Выбрать главу

Кэти вышла из кухни и остановилась в дверях. Теперь она выглядела спокойнее, хотя всё ещё дрожала, а лицо было белым, как воск.

— Ты им уже звонил? — спросила она Марка.

— Как раз собираюсь.

— Марк… как ты думаешь, что случилось на самом деле?

Палец Марка застыл над телефоном, но он засомневался.

— Понятия не имею. Но ведь в доме кроме нас никого нет? Надеюсь, полиция не подумает, что…

И он вдруг задумался ещё кое о чём. Вопросы о зеркале, которые полиция будет им задавать. Древняя реликвия, которая стоит миллионы. По сути, они её украли. Так на что же, на первый взгляд, похожа смерть Найджела, как не на ссору между ворами? Марк поднял руки, на которых осталась кровь от телефона.

— Смотри, — очень тихо сказала Кэти.

Поглядев на потертый бежевый ковер, Марк нахмурился. От края дивана к центру комнаты тянулась дорожка кровавых пятен. Сначала Марк принял их за случайные брызги, но теперь разглядел, что это были следы.

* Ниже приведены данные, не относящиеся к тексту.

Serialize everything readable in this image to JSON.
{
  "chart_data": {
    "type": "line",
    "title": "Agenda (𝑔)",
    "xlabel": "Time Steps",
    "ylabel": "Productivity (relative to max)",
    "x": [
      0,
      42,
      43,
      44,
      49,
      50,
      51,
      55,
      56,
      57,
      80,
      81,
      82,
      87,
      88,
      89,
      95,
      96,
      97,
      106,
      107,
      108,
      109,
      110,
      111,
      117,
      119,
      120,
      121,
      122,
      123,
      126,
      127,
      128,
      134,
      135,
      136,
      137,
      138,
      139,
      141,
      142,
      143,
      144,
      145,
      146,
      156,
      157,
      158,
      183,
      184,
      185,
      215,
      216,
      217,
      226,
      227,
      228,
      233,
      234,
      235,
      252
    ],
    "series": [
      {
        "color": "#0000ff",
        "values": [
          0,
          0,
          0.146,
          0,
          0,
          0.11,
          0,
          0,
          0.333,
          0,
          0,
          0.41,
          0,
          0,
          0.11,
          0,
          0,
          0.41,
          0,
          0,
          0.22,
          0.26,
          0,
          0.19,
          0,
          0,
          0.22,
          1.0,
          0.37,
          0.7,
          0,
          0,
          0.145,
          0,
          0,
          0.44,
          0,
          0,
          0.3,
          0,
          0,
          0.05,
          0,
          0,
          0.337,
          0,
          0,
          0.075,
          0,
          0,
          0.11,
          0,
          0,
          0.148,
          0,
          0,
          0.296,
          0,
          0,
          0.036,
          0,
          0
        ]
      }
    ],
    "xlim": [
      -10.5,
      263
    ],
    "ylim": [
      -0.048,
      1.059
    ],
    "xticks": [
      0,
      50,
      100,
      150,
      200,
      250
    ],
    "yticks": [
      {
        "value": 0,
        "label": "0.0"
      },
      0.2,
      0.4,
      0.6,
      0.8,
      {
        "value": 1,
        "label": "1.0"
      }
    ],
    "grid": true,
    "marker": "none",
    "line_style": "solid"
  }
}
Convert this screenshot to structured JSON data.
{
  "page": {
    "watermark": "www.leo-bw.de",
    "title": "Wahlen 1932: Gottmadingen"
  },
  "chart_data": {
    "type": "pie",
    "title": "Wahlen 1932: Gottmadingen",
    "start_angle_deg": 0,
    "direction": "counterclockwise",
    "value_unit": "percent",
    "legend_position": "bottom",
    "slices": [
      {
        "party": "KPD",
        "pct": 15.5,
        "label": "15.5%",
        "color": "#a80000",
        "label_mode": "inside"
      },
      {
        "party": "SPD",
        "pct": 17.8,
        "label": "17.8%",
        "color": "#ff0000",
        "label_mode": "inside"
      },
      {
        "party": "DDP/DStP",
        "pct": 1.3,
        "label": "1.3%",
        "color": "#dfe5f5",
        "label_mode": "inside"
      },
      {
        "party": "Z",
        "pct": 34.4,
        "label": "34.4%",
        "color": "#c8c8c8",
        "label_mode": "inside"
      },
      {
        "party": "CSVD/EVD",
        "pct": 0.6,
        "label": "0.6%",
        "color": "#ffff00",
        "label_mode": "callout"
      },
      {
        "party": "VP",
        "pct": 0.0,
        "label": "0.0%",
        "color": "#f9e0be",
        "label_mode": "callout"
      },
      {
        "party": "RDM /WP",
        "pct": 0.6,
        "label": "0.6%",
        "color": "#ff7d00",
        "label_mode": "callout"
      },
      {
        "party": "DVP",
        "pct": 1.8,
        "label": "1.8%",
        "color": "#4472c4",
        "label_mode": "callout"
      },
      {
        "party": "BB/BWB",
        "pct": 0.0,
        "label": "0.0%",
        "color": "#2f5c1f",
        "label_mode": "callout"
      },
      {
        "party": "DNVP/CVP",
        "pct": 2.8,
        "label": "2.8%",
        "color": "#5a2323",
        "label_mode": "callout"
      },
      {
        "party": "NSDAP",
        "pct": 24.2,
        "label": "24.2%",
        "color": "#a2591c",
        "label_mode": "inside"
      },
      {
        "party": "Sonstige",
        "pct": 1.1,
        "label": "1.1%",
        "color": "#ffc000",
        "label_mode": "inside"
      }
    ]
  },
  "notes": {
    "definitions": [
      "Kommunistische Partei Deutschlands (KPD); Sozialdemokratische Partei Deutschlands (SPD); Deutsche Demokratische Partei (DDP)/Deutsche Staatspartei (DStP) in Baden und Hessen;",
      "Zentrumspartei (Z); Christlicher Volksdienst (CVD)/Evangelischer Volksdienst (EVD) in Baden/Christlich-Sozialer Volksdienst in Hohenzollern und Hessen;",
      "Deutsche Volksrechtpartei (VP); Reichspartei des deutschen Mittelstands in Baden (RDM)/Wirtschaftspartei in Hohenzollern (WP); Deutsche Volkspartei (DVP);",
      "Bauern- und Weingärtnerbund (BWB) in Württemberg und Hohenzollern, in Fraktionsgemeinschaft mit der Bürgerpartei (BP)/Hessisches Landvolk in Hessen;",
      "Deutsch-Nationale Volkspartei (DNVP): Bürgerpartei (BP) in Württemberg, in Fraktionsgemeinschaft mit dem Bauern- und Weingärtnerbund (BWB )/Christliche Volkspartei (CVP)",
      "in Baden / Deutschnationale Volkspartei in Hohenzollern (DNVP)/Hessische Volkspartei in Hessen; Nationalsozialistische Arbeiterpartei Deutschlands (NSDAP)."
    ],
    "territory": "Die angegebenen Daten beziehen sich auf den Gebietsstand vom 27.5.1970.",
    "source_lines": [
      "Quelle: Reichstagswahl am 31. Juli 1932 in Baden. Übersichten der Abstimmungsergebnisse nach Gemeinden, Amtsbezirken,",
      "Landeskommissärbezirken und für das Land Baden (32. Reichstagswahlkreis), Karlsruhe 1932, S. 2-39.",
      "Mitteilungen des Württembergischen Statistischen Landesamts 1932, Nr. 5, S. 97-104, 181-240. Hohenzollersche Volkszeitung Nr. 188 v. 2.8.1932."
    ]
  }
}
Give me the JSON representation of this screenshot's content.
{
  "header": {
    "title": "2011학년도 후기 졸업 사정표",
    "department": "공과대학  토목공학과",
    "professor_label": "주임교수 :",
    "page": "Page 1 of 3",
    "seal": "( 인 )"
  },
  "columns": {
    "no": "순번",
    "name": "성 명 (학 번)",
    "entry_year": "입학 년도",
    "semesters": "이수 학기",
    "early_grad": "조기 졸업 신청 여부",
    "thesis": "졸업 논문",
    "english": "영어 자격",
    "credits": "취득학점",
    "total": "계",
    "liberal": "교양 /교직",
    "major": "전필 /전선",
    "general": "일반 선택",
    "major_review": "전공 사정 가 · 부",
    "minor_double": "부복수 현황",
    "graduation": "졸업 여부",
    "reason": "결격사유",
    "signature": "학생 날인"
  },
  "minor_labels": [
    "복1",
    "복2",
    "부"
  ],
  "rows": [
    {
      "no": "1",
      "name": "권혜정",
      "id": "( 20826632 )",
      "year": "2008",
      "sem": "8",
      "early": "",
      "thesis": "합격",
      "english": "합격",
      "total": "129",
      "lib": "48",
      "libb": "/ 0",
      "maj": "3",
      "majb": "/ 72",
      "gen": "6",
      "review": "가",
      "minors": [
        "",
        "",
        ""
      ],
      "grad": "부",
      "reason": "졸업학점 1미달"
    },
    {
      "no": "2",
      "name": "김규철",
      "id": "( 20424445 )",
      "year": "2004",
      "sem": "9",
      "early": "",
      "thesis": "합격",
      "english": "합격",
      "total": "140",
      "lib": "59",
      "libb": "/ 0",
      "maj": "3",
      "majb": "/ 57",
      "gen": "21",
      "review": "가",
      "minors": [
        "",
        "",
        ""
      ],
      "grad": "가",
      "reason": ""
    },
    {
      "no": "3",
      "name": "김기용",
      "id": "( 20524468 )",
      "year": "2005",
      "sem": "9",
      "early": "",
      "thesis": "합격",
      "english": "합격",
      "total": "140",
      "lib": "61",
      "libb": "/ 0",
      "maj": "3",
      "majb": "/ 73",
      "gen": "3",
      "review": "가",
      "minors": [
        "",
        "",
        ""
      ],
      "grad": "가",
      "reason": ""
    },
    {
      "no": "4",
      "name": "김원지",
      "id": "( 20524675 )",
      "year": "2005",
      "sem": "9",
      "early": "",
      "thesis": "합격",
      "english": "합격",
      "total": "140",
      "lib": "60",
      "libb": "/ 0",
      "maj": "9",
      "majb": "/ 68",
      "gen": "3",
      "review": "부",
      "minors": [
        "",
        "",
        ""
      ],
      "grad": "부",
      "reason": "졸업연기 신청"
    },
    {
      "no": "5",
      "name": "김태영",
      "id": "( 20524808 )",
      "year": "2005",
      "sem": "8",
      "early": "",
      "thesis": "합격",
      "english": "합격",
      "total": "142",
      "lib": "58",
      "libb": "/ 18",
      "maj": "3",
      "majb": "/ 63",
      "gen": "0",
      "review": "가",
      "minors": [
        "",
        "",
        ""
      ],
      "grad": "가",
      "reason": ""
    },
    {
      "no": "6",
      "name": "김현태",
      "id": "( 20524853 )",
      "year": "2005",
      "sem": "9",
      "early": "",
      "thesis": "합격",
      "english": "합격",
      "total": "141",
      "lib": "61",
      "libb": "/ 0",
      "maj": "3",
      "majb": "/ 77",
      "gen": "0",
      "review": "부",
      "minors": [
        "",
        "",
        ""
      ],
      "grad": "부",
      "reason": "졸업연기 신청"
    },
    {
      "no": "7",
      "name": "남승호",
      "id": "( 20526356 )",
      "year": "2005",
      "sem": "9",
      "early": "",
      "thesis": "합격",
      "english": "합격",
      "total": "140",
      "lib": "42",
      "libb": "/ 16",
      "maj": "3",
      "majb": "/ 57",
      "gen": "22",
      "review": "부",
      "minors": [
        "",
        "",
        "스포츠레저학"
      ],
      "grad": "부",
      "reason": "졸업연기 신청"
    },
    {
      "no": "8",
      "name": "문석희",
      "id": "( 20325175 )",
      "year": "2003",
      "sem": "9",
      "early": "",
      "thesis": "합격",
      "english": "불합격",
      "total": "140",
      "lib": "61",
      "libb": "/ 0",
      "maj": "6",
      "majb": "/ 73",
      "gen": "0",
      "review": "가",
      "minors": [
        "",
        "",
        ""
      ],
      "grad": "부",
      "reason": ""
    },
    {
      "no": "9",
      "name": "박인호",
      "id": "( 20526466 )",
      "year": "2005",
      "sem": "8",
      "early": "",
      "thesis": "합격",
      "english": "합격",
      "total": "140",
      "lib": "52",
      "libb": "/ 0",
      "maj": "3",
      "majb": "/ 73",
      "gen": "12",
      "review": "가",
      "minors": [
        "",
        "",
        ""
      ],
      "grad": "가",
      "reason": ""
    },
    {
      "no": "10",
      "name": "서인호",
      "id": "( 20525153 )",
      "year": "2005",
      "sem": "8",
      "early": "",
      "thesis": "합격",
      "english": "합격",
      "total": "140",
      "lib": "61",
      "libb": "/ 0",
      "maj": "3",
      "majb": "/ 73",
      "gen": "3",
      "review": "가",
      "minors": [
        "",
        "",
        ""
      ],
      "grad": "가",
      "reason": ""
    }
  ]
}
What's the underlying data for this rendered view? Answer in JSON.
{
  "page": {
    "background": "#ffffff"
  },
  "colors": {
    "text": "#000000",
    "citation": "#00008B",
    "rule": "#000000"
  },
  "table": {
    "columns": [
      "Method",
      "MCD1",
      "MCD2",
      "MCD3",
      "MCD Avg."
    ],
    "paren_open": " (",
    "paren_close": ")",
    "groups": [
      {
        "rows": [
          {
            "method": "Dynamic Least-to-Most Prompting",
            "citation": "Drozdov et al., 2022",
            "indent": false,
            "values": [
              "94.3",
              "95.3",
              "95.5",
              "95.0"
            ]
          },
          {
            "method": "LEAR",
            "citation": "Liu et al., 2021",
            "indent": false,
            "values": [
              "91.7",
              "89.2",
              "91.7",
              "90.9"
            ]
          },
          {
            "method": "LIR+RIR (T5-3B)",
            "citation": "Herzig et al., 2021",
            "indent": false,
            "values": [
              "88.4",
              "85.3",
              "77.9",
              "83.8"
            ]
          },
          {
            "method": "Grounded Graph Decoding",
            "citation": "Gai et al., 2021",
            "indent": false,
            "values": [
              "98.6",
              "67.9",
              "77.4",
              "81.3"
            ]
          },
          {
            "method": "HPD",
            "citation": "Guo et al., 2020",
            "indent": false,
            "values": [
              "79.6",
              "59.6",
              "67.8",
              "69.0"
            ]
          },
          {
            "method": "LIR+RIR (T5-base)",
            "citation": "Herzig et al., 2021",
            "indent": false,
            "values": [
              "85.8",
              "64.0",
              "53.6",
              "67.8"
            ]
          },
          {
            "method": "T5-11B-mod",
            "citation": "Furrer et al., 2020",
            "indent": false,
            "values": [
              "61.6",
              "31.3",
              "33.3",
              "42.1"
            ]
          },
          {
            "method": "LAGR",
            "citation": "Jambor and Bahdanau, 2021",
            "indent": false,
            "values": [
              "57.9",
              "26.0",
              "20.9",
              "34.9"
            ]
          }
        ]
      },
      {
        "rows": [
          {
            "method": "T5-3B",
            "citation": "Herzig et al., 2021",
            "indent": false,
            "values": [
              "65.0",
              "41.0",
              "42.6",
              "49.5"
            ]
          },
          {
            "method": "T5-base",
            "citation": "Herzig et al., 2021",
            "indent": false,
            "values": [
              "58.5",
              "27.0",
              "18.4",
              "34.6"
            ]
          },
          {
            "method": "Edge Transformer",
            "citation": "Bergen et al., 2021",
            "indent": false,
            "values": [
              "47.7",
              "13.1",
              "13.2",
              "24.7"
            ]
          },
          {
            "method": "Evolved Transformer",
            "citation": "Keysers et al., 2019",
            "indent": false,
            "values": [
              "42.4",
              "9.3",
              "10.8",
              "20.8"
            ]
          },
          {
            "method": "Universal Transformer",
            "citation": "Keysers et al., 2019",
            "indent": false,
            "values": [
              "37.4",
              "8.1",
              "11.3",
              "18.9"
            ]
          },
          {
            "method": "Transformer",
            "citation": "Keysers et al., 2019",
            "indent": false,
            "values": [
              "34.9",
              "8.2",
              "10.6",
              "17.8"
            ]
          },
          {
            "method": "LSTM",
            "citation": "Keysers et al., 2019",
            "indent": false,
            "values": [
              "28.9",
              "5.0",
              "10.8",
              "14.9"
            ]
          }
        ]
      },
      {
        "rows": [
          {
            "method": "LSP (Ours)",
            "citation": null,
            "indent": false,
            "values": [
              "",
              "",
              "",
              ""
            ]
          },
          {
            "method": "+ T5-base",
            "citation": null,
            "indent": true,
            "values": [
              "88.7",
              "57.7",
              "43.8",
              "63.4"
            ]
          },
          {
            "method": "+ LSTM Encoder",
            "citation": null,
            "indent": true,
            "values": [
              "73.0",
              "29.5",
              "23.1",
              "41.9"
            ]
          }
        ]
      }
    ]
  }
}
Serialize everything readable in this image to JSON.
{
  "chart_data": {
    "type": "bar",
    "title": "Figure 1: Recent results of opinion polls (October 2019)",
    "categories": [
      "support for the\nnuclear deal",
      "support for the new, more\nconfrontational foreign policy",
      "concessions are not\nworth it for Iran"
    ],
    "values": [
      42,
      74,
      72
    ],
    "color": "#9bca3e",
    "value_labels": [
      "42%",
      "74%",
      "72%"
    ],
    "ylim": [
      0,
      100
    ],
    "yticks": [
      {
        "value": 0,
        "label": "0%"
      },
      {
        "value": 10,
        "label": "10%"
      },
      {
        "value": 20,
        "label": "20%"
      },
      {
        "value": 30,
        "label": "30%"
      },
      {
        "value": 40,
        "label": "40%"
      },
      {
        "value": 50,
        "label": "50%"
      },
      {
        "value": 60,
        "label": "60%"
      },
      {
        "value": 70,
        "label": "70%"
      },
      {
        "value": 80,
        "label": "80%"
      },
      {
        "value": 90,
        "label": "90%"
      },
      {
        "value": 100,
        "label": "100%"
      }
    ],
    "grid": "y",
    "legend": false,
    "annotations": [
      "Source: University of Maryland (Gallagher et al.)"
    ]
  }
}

Притом, это были следы не Найджела. Они были намного меньше, да и крови на его носках не было. Рядом с кофейным столиком следы образовывали узор, похожий на огромную розу с осыпавшимися лепесткам, а затем, менее заметные, вели к зеркалу. Где и исчезали.

Нахмурившись, Кэти оглядела комнату. Потом подошла к зеркалу и всмотрелась в блестящий круг, который вычистила вчера вечером.

— Это… нет.

— Что нет?

— Кажется, будто кто-то убил Найджела, а потом пересёк комнату и зашёл в зеркало.

— Это безумие. Люди не могут заходить в зеркала.

— Но эти следы… они же больше никуда не ведут, правда?

Марк и Кэти посмотрели на лицо Ламии. Та смотрела на них, таинственная и безмятежная. Её улыбка, казалось, говорила: уверены, что хотите знать?

— Они построили башню, так ведь? — сказала Кэти. — Построили, чтобы держать Волшебницу Шалота взаперти. Если она была Ламией, то её заперли, потому что она соблазняла мужчин и пила их кровь.

— Кэти, это было семьсот лет назад. Если вообще происходило на самом деле.

— Найджел мертв, Марк! — Кэти указала на тело на диване. — Это произошло на самом деле! Но ведь прошлой ночью никто не мог войти в этот дом, так ведь? Не взломав дверь, и не разбудив нас. Никто не смог бы войти в эту комнату, если только он не вышел прямо из этого зеркала!

— Так что же мы скажем полиции?

— Скажем правду, вот и все.

— И ты думаешь, они нам поверят? — Ну, офицер, все было так. Мы стащили зеркало тринадцатого века, которое нам не принадлежит, а посреди ночи из него вышла Волшебница Шалота и разорвала Найджелу горло? — Они отправят нас в Бродмур, Кэти! Закроют в дурку на всю жизнь!

— Послушай, Марк, это правда. И следы… это доказывают.

— Это всего лишь предание, Кэти. Всего лишь легенда.

— Но подумай о стихотворении «Волшебница Шалота». Подумай, что в нём написано: «И зрит сквозь зеркало она виденья мира, тени сна», — ты что, не понимаешь? Теннисон специально написал сквозь зеркало. Не в нём — сквозь него! Волшебница Шалот не смотрела в зеркало, она была внутри него и смотрела наружу!

— Час от часу не легче.

— Но всё сходится. Она была Ламией. Кровососом, вампиршей! И могла выходить только ночью, как и все вампиры. Но пряталась весь день не в гробу… она пряталась в зеркале! Дневной свет не может проникнуть сквозь зеркало, как не может проникнуть в закрытый гроб!

— Я мало что знаю о вампирах, Кэти, но я знаю, что их нельзя увидеть в зеркалах.

— Конечно, нет. И вот в чём причина! Ламия и её отражение — это одно и то же. Когда Ламия выходит из зеркала, она уже не внутри него, поэтому отражения у нее нет. И, наверное, её проклятие в том, что она может выходить из зеркала только ночью, как и все вампиры.

— Кэти, ради Бога… ты слишком уж увлеклась.

— Но это единственный ответ, который имеет хоть какой-то смысл! Почему они заперли Волшебницу Шалота на острове посреди ручья? Потому что вампиры не могут пересечь проточную воду. Почему они вырезали на камнях снаружи распятие и череп? Там было сказано: «Сохрани нас, Господи от погибели в сих стенах». Они не имели в виду Черную смерть… они имели в виду её! Волшебница Шалота, Ламия — она была погибелью!

Марк сел.

— И что? — наконец спросил он у Кэти. — Что, по-твоему, мы должны делать?